Evolutionary models can also be used to constrain or inform our psychological theories. Several important classes of decision models, from heuristics to Bayesian cognition, make implicit or explicit reference to evolution as the generator of decision strategies. Exploring the process of evolution computationally using artificial organisms allows us to directly manipulate evolutionary environments and examine what conditions can lead to the evolution of the complex cognitive processes humans enjoy. For example, my current work suggests that having a variety of fitness-relevant tasks that can yield rewards if performed well –- such as memory recall, decision making, spatial navigation, and foraging –- leads to the evolution of complex, general-purpose cognitive machinery like working memory, which does not evolve in solitary tasks
Being able to relate different types of empirical data to one another relies on effective methods for connecting observations to a common set of underlying parameters. Hierarchical Bayesian methods offer an avenue for doing so while also accounting for group and individual differences (multilevel structure). We have been adapting these methods to connect behavior across tasks and relate it to self-report measures.

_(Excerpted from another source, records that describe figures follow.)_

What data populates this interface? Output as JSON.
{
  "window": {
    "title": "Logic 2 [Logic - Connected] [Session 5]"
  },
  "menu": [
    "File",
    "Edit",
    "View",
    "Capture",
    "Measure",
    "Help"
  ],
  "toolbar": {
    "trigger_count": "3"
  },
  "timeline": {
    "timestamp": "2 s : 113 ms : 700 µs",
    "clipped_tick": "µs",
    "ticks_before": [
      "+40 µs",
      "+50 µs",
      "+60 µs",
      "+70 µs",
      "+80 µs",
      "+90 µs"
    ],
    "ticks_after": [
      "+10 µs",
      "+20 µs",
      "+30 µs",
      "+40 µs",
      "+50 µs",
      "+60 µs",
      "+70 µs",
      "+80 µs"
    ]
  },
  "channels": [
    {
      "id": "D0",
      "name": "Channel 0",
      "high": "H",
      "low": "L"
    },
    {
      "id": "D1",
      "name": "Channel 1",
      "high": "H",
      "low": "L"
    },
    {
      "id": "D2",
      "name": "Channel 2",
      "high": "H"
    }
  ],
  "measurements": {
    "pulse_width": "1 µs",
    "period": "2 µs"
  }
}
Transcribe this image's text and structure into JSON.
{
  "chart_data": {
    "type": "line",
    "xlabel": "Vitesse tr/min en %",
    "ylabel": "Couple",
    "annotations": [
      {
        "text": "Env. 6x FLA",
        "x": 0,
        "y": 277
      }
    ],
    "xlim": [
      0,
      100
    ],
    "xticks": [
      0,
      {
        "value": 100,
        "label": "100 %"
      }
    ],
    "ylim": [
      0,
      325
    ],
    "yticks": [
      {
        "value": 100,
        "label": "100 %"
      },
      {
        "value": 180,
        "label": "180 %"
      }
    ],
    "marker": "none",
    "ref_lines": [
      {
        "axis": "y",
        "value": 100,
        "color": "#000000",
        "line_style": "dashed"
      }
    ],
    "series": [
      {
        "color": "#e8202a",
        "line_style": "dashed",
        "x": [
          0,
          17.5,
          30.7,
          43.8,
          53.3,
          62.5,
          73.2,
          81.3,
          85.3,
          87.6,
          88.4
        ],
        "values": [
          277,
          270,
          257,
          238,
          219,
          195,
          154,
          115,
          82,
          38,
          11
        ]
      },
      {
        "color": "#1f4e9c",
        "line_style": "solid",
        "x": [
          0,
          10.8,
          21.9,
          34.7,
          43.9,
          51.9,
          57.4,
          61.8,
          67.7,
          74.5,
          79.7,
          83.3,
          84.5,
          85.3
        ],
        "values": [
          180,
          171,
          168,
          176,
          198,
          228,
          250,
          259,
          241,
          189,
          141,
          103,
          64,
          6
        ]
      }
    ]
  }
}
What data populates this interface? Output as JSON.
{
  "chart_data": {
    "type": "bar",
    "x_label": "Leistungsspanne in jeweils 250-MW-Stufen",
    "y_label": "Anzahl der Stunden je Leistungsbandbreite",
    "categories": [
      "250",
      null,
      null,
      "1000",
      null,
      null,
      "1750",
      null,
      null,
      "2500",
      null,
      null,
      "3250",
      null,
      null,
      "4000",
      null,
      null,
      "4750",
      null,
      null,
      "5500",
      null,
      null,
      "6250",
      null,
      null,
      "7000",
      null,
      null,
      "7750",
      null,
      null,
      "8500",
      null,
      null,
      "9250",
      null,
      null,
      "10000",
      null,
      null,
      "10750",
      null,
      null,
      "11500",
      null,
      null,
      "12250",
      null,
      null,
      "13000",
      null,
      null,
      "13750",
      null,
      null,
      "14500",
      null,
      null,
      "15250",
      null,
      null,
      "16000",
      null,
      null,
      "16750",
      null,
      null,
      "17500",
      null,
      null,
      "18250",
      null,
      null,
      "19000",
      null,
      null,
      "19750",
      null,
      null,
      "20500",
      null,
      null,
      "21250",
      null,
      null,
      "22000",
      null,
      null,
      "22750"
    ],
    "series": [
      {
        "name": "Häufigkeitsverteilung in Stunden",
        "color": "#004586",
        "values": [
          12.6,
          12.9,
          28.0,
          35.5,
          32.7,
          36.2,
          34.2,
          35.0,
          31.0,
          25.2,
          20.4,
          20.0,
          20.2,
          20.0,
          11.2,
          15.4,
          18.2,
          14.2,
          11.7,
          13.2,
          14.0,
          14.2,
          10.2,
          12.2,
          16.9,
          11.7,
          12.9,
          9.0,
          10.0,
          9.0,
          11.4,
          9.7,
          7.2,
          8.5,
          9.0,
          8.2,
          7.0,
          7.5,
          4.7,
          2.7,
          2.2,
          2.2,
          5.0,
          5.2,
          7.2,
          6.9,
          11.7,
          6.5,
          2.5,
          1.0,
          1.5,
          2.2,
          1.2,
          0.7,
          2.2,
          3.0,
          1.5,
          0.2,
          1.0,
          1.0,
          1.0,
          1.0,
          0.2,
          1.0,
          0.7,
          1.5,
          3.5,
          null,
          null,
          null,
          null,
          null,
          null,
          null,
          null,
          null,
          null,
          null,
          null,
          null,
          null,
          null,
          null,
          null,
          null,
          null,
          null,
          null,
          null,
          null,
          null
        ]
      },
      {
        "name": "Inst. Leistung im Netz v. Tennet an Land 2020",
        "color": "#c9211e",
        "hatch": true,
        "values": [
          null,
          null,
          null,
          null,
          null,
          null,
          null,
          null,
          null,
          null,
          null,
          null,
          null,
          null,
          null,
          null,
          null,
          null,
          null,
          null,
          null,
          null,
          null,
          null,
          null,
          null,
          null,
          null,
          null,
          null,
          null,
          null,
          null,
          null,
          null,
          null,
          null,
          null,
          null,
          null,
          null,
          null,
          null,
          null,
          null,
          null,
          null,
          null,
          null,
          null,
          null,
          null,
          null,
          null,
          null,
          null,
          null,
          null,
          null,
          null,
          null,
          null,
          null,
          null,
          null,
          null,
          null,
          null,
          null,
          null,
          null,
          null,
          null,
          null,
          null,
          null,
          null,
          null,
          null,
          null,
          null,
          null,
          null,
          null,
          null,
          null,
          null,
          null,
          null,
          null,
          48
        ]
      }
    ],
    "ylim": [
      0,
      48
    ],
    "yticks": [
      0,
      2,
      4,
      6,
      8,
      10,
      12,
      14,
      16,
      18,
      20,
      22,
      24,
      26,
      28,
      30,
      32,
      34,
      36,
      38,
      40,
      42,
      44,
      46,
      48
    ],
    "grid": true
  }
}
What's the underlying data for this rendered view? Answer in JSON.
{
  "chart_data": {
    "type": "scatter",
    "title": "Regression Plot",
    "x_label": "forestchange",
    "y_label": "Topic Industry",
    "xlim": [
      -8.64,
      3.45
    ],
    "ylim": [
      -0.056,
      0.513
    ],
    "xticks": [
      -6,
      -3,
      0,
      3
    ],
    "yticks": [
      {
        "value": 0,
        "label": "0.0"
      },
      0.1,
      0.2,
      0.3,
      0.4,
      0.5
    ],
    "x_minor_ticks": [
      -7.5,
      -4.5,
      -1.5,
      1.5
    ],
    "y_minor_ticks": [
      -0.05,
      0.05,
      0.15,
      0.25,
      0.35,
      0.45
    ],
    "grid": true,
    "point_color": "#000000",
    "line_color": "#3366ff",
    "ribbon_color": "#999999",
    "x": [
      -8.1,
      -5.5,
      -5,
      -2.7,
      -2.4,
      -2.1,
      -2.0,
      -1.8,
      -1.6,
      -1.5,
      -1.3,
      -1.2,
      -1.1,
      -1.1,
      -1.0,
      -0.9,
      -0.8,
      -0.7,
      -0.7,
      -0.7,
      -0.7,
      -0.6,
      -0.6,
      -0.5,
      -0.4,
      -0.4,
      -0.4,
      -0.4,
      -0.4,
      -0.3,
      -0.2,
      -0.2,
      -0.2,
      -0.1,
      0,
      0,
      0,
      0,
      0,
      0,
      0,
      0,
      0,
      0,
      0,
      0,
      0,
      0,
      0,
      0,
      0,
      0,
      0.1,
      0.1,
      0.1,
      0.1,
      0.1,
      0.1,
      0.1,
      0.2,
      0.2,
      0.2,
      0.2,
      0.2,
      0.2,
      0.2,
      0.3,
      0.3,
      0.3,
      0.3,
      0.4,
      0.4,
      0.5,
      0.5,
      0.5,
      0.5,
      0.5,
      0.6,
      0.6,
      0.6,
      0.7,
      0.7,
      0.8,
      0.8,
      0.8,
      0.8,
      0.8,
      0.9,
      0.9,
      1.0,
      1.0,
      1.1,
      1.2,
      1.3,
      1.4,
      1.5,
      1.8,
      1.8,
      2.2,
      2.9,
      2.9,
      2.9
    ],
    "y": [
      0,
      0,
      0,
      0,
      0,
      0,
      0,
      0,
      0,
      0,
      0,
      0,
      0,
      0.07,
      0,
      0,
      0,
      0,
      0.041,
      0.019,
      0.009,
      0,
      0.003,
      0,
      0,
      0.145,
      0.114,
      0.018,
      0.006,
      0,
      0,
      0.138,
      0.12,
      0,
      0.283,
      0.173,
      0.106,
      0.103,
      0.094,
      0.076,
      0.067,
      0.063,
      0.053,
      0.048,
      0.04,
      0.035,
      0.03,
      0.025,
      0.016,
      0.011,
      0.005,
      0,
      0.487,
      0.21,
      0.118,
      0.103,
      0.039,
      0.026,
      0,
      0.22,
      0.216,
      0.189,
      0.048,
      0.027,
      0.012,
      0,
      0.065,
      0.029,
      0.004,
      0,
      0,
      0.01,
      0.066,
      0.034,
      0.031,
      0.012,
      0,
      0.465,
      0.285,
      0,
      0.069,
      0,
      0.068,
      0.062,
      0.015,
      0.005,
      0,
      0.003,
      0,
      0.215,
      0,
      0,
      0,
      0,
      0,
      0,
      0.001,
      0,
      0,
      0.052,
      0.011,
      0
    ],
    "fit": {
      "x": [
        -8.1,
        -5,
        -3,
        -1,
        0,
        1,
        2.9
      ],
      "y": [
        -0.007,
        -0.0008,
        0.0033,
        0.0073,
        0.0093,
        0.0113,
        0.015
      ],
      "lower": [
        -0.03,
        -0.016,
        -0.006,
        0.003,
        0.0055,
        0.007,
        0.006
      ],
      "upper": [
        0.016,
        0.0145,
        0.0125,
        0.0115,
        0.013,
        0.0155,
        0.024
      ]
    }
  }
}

We do so by loading cognitive model parameters onto latent traits that are thought to underlie performance on many tasks, such as impulsivity or working memory, effectively creating a structural equation model with an embedded cognitive model (composing the "measurement" part of the model) predicting behavior on its corresponding task. We have shown that this approach lets us better estimate individual differences as well as better estimate cognitive model parameters. In turn, we can leverage the model parameters and trait estimates to better characterize clinical populations and predict important outcome measures like drug use and risky or externalizing behaviors.
The joint modeling work takes advantage of the interesting data on alcohol and drug misuse, much of which was collected by our collaborators Jasmin Vassileva and Peter Finn, who are supported by grants from the National Institutes of Health, R01AA13650 (National Institute on Alcohol Abuse and Alcoholism) and R01DA021421 (National Institute of Drug Abuse).